The purpose of writing tests is to “support the ability to change. Whether you’re adding new features, doing a refactoring focused on code health, or undertaking a larger redesign, automated testing can quickly catch mistakes, and this makes it possible to change software with confidence.”1 This is obvious, but is sometimes forgotten and instead replaced by unhelpful metrics like achieving a certain code coverage.

This article is mainly a consolidation of quotes from big tech companies like Google and other experts in the industry like Kent Beck, containing pointers on how to write good tests to achieve the above goals. I have read these 2 years ago and have since applied it at work, and I personally found these pointers to be very helpful.

As I have not had the opportunity to write E2E tests and so can’t vouch for their usefulness, I only include quotes and personal opinions for these other levels of the test pyramid and some general principles that are applicable to all levels of the test pyramid:

  1. Internal
  2. Unit
  3. Integration

Test Pyramid

Internal Tests

Internal tests verify internal implementation details that are not exposed to the end-user consuming the software. Generally, internal tests are costly.

Maintainable tests are ones that “just work”: after writing them, engineers don’t need to think about them again until they fail, and those failures indicate real bugs with clear causes… You shouldn’t need to touch that test again as you refactor the system, fix bugs, or add new features.2

Mocking (or stubbing), a key component of internal tests, causes tests to brittle.

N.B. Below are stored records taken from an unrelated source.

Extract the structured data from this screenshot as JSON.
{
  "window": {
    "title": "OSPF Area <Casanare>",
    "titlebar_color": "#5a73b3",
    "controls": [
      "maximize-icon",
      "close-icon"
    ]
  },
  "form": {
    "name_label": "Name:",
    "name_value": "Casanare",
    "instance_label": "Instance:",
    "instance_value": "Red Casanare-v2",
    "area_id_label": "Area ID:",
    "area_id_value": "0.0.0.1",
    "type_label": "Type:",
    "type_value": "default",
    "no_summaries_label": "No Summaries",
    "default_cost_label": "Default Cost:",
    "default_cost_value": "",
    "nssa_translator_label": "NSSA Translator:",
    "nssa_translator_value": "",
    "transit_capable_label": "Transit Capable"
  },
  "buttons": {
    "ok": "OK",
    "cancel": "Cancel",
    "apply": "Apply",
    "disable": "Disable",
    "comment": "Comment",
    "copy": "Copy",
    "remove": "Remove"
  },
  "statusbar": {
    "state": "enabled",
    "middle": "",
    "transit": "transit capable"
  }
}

When mocking frameworks first came into use at Google, they seemed like a hammer fit for every nail… It wasn’t until several years and countless tests later that we began to realize the cost of such tests: though these tests were easy to write, we suffered greatly given that they required constant effort to maintain while rarely finding bugs…

Stubbing leaks implementation details of your code into your test. When implementation details in your production code change, you’ll need to update your tests to reflect these changes.3

So, internal tests should be dis-preferred. If it is necessary to write internal tests, consider testing observable behavior instead of implementation detail to make these tests more maintainable:

Think about

if I enter values x and y, will the result be z?

instead of

if I enter x and y, will the method call class A first, then call class B and then return the result of class A plus the result of class B?4

Unit Tests

Unit tests verify the behaviour of public APIs while using mock services (e.g. database, message queue).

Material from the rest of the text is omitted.